Saturday, 16 February 2013
Candia McWilliam, 'A Case of Knives'
I came to Candia McWilliam through her memoir, 'What To Look For In Winter' (which is the title of a Ladybird book, since you ask) which I found beautiful and painful in equal measure. This novel is too. A straight woman (I believe), McWilliam writes wonderfully well about what it (must) feel like to be a gay man cruising lovelessly while besotted with a heartless creature who may provide his downfall. Some might think her language overwrought. Not me. She gets away with it, all the time. What was she talking about here "this mawkish abdication from hope for the sake of a puppet queen"? Doesn't matter, really. And I shall steal this one "handsome as weathercocks". The plot is not promising. Handsome heart surgeon Lucas Salik, who heals little children, darling of the media, closet gay and besotted with the heartless blond Hal. His best friend is the aristocratic Scottish widow Lady Anne Cowdenbeath, who has exotic taste in clothes, and blood and untimely death in her past.

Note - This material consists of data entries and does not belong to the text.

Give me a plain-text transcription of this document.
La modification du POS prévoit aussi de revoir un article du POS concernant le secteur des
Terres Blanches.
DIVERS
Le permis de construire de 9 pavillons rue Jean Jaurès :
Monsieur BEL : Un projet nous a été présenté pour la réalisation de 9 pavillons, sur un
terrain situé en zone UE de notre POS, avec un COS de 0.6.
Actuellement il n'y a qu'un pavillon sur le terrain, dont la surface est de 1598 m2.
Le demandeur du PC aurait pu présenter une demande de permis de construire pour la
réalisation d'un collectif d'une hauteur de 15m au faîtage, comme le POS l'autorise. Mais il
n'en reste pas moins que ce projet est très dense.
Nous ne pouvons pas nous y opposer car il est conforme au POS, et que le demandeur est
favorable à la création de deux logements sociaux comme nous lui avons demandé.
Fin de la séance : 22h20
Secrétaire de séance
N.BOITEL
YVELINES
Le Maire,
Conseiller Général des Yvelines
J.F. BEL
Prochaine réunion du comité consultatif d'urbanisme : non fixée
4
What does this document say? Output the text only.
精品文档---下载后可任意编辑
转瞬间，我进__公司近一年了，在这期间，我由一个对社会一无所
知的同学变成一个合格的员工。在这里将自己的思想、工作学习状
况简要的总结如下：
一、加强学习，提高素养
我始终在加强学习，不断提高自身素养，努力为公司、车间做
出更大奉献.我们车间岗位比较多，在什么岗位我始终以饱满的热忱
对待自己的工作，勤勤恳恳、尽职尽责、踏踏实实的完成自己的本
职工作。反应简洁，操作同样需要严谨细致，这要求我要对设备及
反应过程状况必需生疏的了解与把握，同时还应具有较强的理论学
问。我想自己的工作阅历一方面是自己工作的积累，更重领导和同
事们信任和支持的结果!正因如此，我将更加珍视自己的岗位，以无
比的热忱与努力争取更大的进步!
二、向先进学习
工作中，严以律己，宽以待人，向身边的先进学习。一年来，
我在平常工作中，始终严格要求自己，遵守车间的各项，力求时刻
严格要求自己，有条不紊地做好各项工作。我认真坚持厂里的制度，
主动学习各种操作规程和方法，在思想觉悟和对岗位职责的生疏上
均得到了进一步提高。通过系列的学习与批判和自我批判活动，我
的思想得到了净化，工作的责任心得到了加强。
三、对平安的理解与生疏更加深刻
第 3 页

Into all their lives comes Cora, twenty years old, rootless, and pregnant. Animal rights are a plot feature. I will not say more, because a spoiler would be inevitable if I did. The device she uses, that of giving each character a voice for part of the book, then taking the story on in the voice of another character, works brilliantly - and I have read a number of books where it does not, and becomes tedious. But there is real shock in some of the events. I missed my tram stop twice while reading this, and that does not happen often. Some of what happens I saw coming, and some I did not. Shocking, dark, and beautiful.